Wanita menopause bahkan bisa berisiko sebelum dioperasi karena risiko tulang keropos. Belum lagi, penyembuhan yang lama menimbulkan banyak komplikasi seperti infeksi paru.
Tidak Semua Pasien Bisa Melakukan Prosedur Minimal Invasif
Untuk mengoptimalkan hasil minimal invasif, kata Dicky, tidak 100 persen pasien bisa melakukan pembedahan jantung ini. Pasien gemuk, misalnya tidak bisa menggunakan tindakan ini.
“Patokan gemuknya apa? ya sesuai BMI. Kalau 18 atau 2 masih bisa dilakukan. Sebab ada instrumen yang akan masuk ke tubuhnya. Pasien kurus saja prosesnya bisa panjang,’ ujarnya.

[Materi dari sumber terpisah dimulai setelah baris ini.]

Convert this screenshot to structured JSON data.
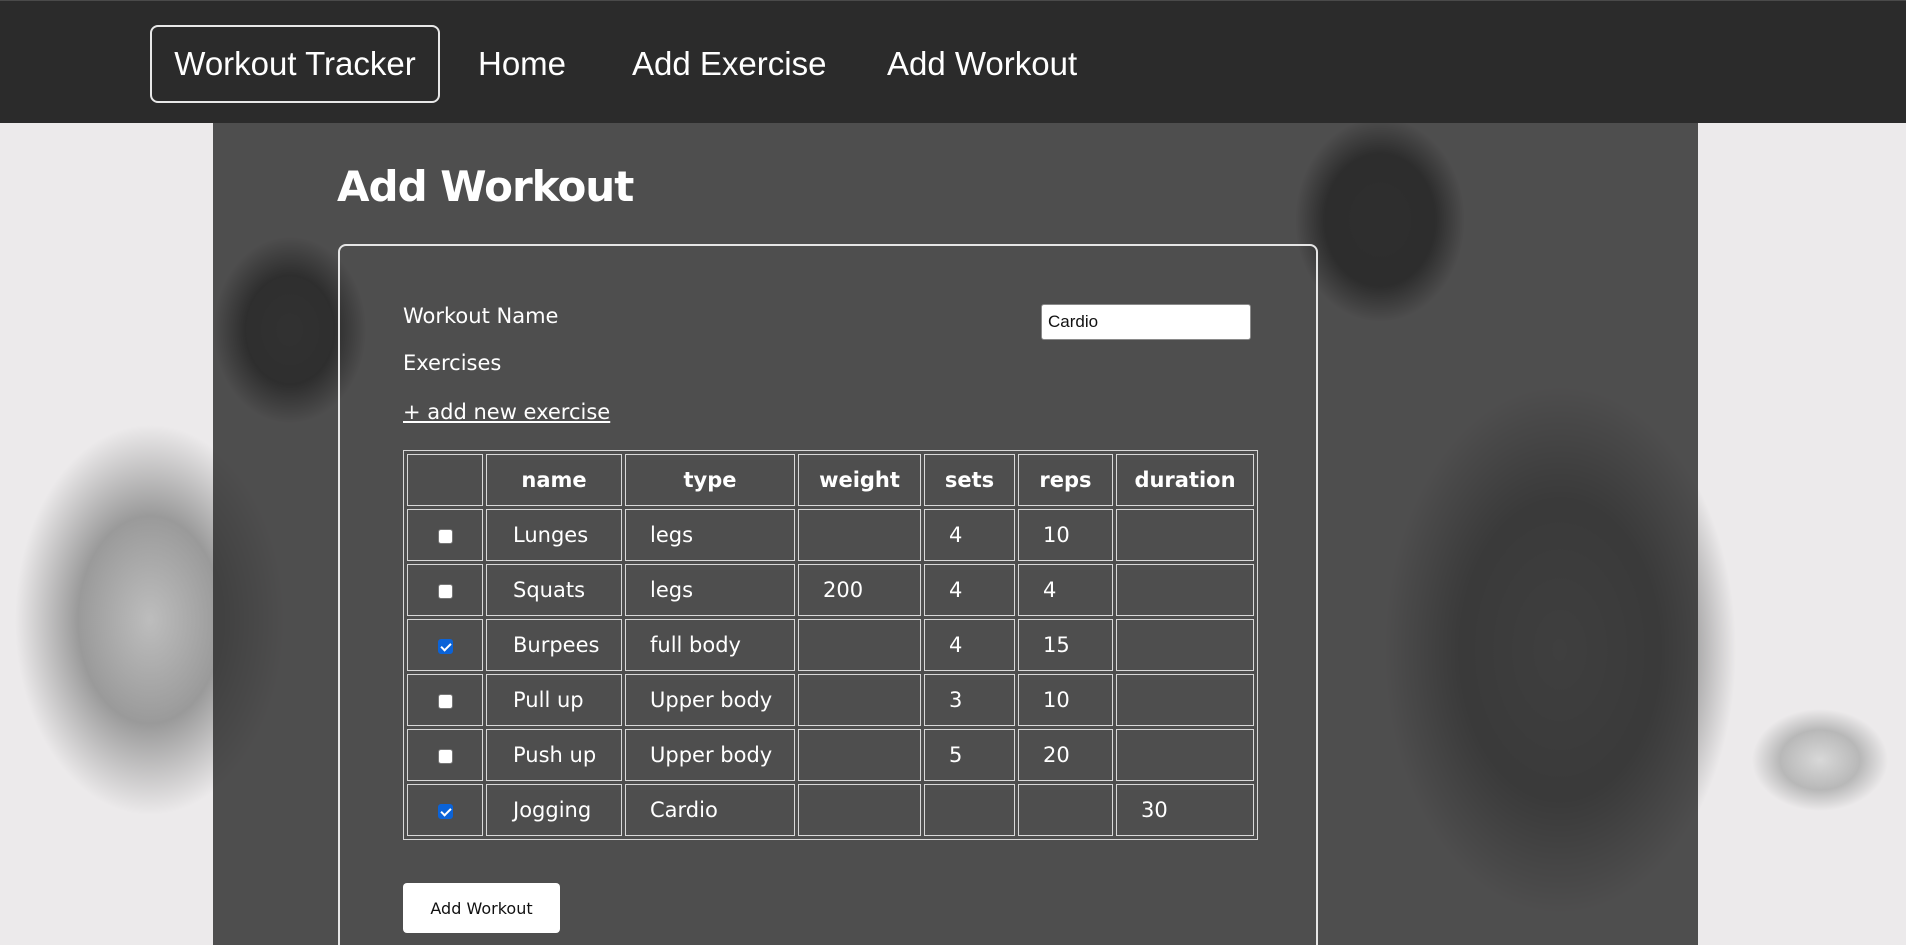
{
  "nav": {
    "brand": "Workout Tracker",
    "links": [
      {
        "label": "Home"
      },
      {
        "label": "Add Exercise"
      },
      {
        "label": "Add Workout"
      }
    ]
  },
  "page": {
    "title": "Add Workout"
  },
  "form": {
    "workout_name_label": "Workout Name",
    "workout_name_value": "Cardio",
    "exercises_label": "Exercises",
    "add_exercise_link": "+ add new exercise",
    "submit_label": "Add Workout"
  },
  "table": {
    "headers": [
      "",
      "name",
      "type",
      "weight",
      "sets",
      "reps",
      "duration"
    ],
    "rows": [
      {
        "checked": false,
        "name": "Lunges",
        "type": "legs",
        "weight": "",
        "sets": "4",
        "reps": "10",
        "duration": ""
      },
      {
        "checked": false,
        "name": "Squats",
        "type": "legs",
        "weight": "200",
        "sets": "4",
        "reps": "4",
        "duration": ""
      },
      {
        "checked": true,
        "name": "Burpees",
        "type": "full body",
        "weight": "",
        "sets": "4",
        "reps": "15",
        "duration": ""
      },
      {
        "checked": false,
        "name": "Pull up",
        "type": "Upper body",
        "weight": "",
        "sets": "3",
        "reps": "10",
        "duration": ""
      },
      {
        "checked": false,
        "name": "Push up",
        "type": "Upper body",
        "weight": "",
        "sets": "5",
        "reps": "20",
        "duration": ""
      },
      {
        "checked": true,
        "name": "Jogging",
        "type": "Cardio",
        "weight": "",
        "sets": "",
        "reps": "",
        "duration": "30"
      }
    ]
  },
  "colors": {
    "navbar": "#2b2b2b",
    "panel": "#303030",
    "checkbox_checked": "#0b63d8"
  }
}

Sementara di bawah 40 kg belum ada instrumen yang optimal, sehingga dokter akan menilai tergantung BMI.
Selain itu yang perlu diperhatikan adalah bentuk dada (apakah normal atau tidak), adanya penyakit sumbatan pembuluh darah kaki, dan operasi intra thoracic sebelumnya karena terkadang lengket sehingga bisa merugikan.
Juga, terkait aritmia, sangat tidak aman karena bisa muncul kejadian unpredictable. “Pasien juga akan dilihat apakah ada kelainan katup dan koroner.”
Tak Perlu Berobat ke Luar Negeri
Harmeni Wijaya selaku marketing director Heartology Cardiovascular Hospital menambahkan teknologi MICS adalah pilihan yang sangat baik untuk pasien, terutama yang mengutamakan sisikosmetik pasca operasi tanpa mengabaikan clinical outcome yang optimal bagi pasien.
“Kini semakin banyak pasien-pasien yang lebih memilih berobat di Indonesia daripada ke luar negeri. Padahal, MICS ini bisa dilakukan di Indonesia dengan dokter yang kompeten,” katanya.